For some reason, the guy triggered a sense of unease in Molly. "Can I help you?"

Although the more she thought about it, the more she wanted to just pretend she'd never seen him.

Then he lilted his head to face her and the unease gestated sharp wings. It wasn't just the dirt or the desperation. It was something more. Something dark Molly responded to in that old, tired face and frantic smile. Something she didn't particularly want to deal with when she was this tired and stressed out.

It was his eyes. Ghostly pale, the color of ice, stark against all that grime and hair. Familiar. She thought she recognized them from somewhere. She sure as hell knew the look. The thousand-yard stare. Ancient, lost, drained out like a glass knocked over on the floor. She'd seen that look in the eyes in her nightmares. She'd seen them twenty years ago, while she'd slogged through the red dirt of Pleiku. This guy wasn't just homeless, he was Vietnam homeless. And that made it all different.

"Can I help you?" she asked again, her voice lower. Hesitant. Less a city official than a woman facing old ghosts.

She knew other guys from the Nam. Other homeless guys, balancing on the edge of reality with little cat feet. But other guys didn't make her feel crawly with dread like this guy.

"Yeah. Yeah, you can. You can help me."

This time, he moved, that same, oddly graceful gait some of the homeless guys got, as if dancing, or maybe avoiding hot spots or cold spots or filth on the sidewalks where they slept.

He smelled as if he slept in the sewer. Molly barely noticed. She was watching those eyes, those eyes that were suddenly squinting at her, as if he were the one trying to fit her face to a memory.

"Lieutenant?" he said, stopping in front of her.

Her smile was more hesitant than his voice. "Captain, actually."

His nod was jerky and stiff. He sighed. "Thought so. He said so, but now I know."

"He said so?" she asked. "Who said so?"

Her visitor crammed his hands in the pockets of his pea jacket and stared over at the receptionist. "Where, ma'am?"

"Seventy-first Evac at Pleiku," Molly said, understanding perfectly. "'70-71. You?"

"First Cav, '68. I'd tell you where, but some days I can't remember."

First Cav. First Cav. The niggle of memory got sharper, but it couldn't work its way free just yet. Molly was still trying so hard to get over the feeling that this man could hurt her, when she could see that he was only interested in hurting himself.

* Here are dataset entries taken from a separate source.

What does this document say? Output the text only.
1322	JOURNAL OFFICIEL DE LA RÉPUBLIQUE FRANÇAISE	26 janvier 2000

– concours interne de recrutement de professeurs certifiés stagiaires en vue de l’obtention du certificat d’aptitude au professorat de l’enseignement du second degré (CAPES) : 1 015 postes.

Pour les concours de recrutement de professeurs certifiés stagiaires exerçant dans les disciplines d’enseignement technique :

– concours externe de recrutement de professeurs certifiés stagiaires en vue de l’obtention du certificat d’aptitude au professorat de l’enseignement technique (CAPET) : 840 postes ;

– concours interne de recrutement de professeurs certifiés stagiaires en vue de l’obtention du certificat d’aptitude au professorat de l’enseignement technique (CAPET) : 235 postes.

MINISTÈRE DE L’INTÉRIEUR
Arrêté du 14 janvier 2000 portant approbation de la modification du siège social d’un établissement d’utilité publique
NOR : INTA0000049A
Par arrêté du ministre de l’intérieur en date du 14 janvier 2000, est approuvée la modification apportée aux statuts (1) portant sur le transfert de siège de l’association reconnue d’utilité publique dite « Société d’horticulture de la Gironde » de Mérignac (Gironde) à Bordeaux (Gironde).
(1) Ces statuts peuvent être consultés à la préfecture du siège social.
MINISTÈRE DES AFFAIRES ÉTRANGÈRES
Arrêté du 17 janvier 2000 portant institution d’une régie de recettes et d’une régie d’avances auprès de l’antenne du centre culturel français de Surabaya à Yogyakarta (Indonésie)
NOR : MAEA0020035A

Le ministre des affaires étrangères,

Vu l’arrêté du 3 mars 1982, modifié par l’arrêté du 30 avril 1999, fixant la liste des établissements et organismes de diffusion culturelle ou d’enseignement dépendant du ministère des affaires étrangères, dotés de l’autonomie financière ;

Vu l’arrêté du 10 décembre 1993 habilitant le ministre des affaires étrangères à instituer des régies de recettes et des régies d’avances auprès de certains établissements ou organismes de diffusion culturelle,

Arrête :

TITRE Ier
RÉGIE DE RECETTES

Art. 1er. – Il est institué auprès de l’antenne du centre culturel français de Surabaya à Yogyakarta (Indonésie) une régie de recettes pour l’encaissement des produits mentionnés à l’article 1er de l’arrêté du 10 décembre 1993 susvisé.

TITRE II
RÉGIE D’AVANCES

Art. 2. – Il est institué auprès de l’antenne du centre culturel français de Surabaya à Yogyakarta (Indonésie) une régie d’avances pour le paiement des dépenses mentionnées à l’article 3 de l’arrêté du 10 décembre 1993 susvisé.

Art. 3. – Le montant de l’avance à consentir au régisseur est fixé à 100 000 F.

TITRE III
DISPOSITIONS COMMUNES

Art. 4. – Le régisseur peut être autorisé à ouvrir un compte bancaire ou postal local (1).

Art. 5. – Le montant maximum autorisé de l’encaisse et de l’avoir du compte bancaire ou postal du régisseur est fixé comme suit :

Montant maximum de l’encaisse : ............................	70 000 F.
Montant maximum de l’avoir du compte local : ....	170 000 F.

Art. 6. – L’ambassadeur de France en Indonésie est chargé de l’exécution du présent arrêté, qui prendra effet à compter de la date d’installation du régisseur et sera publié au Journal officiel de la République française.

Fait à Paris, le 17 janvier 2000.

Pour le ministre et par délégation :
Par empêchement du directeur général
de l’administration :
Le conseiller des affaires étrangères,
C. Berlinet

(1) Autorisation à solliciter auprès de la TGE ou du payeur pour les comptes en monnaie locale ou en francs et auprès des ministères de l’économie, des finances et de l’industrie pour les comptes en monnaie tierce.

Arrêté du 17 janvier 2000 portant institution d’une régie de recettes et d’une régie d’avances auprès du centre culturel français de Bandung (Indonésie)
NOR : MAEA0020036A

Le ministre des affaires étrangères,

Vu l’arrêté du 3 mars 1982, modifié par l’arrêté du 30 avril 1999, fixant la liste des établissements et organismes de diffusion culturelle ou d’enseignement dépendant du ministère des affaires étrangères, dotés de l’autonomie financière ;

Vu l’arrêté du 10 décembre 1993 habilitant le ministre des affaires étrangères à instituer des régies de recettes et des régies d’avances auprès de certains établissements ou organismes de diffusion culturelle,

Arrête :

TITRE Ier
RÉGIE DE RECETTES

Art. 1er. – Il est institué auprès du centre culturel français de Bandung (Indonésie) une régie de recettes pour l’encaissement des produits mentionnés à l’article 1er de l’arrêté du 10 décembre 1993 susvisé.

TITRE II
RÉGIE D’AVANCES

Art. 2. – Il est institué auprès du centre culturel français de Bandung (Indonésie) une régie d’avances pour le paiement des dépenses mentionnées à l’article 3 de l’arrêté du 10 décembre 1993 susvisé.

"Molly," the receptionist said suddenly. "You got a message a little while ago that the police need to see you about that Johnson situation. You want me to call them?"

Interpretation: You want me to save you from this?

Molly turned to the twenty-five-year-old receptionist, who had no idea what was going on between Molly and a homeless guy, and she smiled. "No, thanks. I'll call them back. I need to talk to Mr...."

Then it clicked. The picture on the wall. The I-can-do-anything glare beneath that military buzz cut. The shiny, perfectly aligned teeth that screamed orthodontics. The more mature pictures that weren't there.

Molly spun around on her guest and almost sent him running for the door. As skittish as any of the homeless guys, as desperately uncertain. A wild, frightened thing caught on the streets.

"Would you like some coffee, Mr. Ryan?" she asked gently, now even more unsettled by those shifting, startling eyes. "We could talk in the conference room upstairs if you'd like."

His nod was quick and feral. "Yes. I need... uh, I'd like to talk, if I could."